Photo Credit Line

Who Took That Picture?

This photo credit line appears under a bit of descriptive text accompanying a page full of photos. | Image by Jacci Howard Bear | From Explore, October 2013, a Publication of the Corsicana Daily Sun.

The photo credit line or photo credit identifies the photographer, illustrator or copyright holder for images in a publication or on a website. The photo credit line may appear adjacent to photos, as part of the caption, or elsewhere on the page. The photo credit line is the photographer's equivalent of the byline for the author of a written work.

Although the internet is a great place for sharing, you shouldn't grab photos from other websites and use them in your own publication or blog without attribution.

Usually, that attribution takes the form of a photo credit line, often with a link to the photographer's website.

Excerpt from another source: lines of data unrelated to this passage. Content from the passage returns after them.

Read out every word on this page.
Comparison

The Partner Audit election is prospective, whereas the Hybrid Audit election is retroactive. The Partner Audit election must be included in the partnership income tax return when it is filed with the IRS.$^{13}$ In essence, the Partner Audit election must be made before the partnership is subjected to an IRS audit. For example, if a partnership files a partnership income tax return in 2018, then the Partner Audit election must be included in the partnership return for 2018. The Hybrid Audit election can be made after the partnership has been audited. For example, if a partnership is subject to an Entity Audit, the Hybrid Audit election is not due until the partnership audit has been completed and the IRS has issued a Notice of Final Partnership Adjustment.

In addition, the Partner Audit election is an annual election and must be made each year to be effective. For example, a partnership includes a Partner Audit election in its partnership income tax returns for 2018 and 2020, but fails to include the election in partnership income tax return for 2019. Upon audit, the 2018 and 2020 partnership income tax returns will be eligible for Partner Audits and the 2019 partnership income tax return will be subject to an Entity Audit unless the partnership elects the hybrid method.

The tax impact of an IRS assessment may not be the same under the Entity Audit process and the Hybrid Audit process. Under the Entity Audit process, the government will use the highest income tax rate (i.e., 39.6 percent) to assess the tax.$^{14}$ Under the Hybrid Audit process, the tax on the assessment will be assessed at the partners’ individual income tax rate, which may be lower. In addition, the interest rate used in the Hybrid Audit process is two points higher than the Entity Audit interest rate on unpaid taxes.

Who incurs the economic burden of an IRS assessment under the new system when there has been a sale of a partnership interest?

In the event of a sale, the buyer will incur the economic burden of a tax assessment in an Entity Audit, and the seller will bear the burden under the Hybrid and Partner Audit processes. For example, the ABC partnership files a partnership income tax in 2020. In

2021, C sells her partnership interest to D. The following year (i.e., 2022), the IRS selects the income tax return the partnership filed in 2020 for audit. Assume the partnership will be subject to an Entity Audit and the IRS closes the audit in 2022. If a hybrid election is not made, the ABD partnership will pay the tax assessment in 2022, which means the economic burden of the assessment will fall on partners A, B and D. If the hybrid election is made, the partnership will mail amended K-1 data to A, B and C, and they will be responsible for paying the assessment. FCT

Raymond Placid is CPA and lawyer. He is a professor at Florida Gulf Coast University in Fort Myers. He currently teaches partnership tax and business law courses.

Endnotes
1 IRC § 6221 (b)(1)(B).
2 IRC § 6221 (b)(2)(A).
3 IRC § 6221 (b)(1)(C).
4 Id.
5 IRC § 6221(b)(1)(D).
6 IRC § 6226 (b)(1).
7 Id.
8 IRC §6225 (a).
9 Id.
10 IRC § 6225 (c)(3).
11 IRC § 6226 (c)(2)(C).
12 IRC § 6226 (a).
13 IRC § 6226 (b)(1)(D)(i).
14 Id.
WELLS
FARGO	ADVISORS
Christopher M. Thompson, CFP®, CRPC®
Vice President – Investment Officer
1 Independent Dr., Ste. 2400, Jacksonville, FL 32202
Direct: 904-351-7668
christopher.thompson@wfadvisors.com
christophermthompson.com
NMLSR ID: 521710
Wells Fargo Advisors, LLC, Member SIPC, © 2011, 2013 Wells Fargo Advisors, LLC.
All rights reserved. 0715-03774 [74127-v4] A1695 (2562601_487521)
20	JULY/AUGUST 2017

Publications typically have a standard format for the wording or placement of bylines and photo credits specified in their style guide. Photographers and copyright holders often require specific wording or offer suggested phrasing to accompany photographs or illustrations they supply. In the case of web use, linking to the photographer's site or other source may be required or suggested. Some examples:

  • Photo by Art T. Fotog
  • Drawings provided by A. Illustrator
  • Image courtesy of the Library of Congress
  • © 2017 House of Clip Art
  • XYZ Images | Art T. Fotog
  • "Pretty Picture" by Art T. Fotog is licensed under CC BY 2.0 

Usually the photo credit appears adjacent to the photo, either directly underneath or positioned along one edge. If several photos from the same photographer are used, one photo credit is sufficient.

If no style is specified, use a small—6 point—sans serif font, not bold, up the left or right side of the photo. If the photo is a full bleed, you can place the credit line inside the photo, near the edge, at a slightly larger size.